Tas II

Composé de 176 pages, Tas II est divisé en deux parties, construites en contrepoint l’une de l’autre.

La première partie, intitulée À cherche, est constituée principalement de fragments. Exercices du phrasé où l’écriture cherche sa langue et sa syntaxe, ces instantanés résultent d’un double mouvement, de soustraction et d’addition. Toutefois, l’apparence discontinue du texte découvre une continuité sous-jacente, pour laquelle la poétique du photogramme, exposée dans cette première partie, pourrait servir de commentaire structurel, sinon de théorie. À cherche est l’acte de cette théorie. « Ce qui précisément éloigne toujours l’auteur de l’accomplissement de son sujet, c’est que cherchant à élaguer l’idée de ses ramifications sans cesse renaissantes, à la réduire au simple, il veut aussi parcourir les possibles inexplorés. » (Jean-Pierre Martin, cité dans . TAS . p. 198)

La seconde partie, Autres pierres-de-tête, fait transition avec la forme du Tas telle que nous la connaissons actuellement. A s’inscrire dans les marges de la première partie, qu’elle multiplie et réfracte, Autres pierres-de-tête pourrait à son tour recevoir la définition suivante : « Chaque texte apparaît comme le fascicule ou l’opuscule d’un corps de l’œuvre qui se construit sur la mémoire de ses propres écrits, qui est à lui-même sa propre fondation, ne cesse de se réfléchir, de renvoyer à ces propres arcanes. » (Idem, . TAS . p. 198) Aussi bien cette seconde partie annonce-t-elle l’inscription progressive de la lecture dans l’écriture, telle que la mettra en scène, en particulier, Tas IV.

Dans le battement entre intro- et extra-réalisme (. TAS . p. 198), entre le but de cette recherche et sa théorie, l’écriture et sa réflexion dans la lecture, Tas II trouve donc sa consistance textuelle. Mais la question du sens, qui court tout au long de Tas II, fait plus spécifiquement l’originalité de ce livre ; et de ce volume une pièce essentielle du dispositif d’écriture.

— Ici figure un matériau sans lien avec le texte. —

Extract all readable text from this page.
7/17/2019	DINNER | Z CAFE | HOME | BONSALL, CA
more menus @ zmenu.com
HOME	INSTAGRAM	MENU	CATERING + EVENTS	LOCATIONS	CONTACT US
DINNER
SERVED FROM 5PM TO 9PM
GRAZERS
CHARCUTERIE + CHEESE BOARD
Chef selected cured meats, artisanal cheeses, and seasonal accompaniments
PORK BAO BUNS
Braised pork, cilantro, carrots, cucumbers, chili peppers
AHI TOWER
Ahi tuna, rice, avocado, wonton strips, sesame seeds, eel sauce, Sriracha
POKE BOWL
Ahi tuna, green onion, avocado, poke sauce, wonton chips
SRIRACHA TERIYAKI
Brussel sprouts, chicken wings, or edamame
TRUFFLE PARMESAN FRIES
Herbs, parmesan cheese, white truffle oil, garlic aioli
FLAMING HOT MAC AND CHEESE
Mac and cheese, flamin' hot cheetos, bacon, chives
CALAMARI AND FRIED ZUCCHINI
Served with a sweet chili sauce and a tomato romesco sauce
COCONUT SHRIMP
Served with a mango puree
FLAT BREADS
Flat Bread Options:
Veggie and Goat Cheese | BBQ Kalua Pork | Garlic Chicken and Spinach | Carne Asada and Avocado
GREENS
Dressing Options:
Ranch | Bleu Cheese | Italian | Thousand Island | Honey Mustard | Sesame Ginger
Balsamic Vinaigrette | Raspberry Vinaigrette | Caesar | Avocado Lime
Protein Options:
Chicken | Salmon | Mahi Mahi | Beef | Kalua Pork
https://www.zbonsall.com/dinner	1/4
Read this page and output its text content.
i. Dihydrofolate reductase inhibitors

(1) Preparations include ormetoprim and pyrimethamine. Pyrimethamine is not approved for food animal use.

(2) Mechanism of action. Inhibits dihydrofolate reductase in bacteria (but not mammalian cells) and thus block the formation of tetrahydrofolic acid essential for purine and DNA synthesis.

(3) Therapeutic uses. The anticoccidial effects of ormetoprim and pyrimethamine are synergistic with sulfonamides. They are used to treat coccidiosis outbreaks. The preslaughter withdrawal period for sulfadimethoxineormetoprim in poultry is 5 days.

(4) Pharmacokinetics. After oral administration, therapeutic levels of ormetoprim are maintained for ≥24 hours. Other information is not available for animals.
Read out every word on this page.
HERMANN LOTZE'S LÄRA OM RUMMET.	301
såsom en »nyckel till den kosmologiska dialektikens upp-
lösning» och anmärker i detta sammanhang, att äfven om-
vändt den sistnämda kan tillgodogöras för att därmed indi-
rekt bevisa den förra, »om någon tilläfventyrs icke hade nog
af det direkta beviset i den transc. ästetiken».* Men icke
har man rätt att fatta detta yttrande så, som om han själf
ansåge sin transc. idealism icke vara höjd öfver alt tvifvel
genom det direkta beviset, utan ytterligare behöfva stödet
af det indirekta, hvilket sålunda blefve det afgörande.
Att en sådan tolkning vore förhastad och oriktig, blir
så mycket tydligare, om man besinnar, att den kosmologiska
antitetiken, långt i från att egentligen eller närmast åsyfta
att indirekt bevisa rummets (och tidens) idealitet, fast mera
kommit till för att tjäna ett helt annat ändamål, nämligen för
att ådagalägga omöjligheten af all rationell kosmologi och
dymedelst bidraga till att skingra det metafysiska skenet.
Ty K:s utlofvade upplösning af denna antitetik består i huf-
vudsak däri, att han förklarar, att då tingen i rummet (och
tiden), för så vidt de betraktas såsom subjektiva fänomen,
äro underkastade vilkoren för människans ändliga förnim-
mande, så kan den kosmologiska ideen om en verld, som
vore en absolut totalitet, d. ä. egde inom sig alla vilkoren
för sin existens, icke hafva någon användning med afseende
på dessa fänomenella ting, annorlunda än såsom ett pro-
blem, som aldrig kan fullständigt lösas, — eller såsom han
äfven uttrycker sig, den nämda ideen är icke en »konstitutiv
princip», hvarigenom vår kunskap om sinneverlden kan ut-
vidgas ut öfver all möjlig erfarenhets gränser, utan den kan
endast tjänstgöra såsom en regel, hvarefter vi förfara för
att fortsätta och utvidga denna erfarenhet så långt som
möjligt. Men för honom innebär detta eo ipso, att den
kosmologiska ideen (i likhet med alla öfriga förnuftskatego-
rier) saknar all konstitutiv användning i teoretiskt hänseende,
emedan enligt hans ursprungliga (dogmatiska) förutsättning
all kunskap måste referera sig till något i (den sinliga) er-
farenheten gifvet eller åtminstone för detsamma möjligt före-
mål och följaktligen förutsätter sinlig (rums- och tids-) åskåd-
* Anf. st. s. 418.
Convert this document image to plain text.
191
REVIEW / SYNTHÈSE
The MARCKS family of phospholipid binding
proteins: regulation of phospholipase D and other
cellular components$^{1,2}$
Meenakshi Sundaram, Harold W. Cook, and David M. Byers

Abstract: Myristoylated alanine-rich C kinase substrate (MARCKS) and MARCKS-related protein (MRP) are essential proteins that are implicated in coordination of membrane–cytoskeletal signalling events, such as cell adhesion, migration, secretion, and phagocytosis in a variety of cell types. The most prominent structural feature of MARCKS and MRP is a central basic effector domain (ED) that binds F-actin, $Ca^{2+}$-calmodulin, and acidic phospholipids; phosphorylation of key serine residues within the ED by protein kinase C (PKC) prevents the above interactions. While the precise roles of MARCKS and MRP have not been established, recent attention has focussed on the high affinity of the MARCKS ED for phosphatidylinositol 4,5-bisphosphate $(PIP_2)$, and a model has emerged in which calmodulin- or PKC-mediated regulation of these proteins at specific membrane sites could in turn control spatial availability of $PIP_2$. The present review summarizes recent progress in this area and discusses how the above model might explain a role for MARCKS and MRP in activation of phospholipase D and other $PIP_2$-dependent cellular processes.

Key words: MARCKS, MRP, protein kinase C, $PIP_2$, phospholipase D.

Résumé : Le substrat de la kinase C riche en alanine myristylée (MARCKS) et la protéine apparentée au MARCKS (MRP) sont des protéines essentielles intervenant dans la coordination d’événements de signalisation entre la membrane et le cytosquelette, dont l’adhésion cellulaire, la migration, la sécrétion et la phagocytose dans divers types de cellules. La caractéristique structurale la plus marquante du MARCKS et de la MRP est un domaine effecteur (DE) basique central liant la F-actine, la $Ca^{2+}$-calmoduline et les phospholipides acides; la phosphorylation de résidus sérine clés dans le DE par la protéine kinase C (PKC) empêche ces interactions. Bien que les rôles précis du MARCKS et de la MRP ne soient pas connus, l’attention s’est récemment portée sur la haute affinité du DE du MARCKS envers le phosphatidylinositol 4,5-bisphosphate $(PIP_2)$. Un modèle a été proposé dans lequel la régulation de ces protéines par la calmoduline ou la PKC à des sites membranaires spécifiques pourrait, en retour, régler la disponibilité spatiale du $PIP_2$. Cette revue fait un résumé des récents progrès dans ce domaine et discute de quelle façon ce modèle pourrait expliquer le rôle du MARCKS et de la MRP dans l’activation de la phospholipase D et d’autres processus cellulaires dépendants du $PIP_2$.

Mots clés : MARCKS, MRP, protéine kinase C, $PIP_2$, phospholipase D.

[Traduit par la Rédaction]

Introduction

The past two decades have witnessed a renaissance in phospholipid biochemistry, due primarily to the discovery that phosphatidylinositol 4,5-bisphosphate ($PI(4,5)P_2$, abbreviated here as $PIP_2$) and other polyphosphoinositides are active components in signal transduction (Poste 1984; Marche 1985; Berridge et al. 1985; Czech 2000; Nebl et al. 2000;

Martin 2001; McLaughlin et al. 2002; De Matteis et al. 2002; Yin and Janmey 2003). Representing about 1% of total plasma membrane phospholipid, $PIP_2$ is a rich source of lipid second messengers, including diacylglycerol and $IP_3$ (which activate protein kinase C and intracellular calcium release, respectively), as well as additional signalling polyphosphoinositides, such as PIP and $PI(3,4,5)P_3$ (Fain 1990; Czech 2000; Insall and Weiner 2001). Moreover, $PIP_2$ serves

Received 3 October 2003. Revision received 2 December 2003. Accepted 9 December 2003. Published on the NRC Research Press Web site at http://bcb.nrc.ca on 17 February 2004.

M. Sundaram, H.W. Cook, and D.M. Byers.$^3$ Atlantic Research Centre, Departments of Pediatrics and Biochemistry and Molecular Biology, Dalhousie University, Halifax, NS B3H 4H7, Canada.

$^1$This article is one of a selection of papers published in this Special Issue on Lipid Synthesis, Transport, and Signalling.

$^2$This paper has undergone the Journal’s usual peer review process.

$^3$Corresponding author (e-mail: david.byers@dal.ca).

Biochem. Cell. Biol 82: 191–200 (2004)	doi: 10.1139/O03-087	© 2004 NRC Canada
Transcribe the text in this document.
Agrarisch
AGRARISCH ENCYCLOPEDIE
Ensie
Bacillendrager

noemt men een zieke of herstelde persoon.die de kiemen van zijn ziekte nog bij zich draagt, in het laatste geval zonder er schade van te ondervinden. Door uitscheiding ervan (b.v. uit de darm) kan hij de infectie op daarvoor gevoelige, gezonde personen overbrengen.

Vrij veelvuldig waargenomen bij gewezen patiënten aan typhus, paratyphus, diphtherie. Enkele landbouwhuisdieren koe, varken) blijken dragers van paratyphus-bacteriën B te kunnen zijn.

S’y démontre comment cet effet de surréflexion est inséparable d’une méditation sur le sens, sur ses paliers et son inachèvement. C’est que l’appréhension du rien (mobile dont on s’apercevra peut-être qu’il se trouve supplanté, au fur et à mesure de l’expérience d’écrire, par les valeurs de l’empêchement, ou de l’impasse au sens fort que lui confère Patrice Loraux) – l’appréhension du rien est ici, aux antipodes de toute forme de nihilisme, un principe dynamique : il induit le sens, en effet jamais fixé, toujours à interroger, du parcours que décrira l’écriture. Par le nouage du rien et du sens, dans Tas II, s’inaugure une inspection des vertus du langage et de la logique, fondatrice de l’expérience d’écriture intitulée Tas.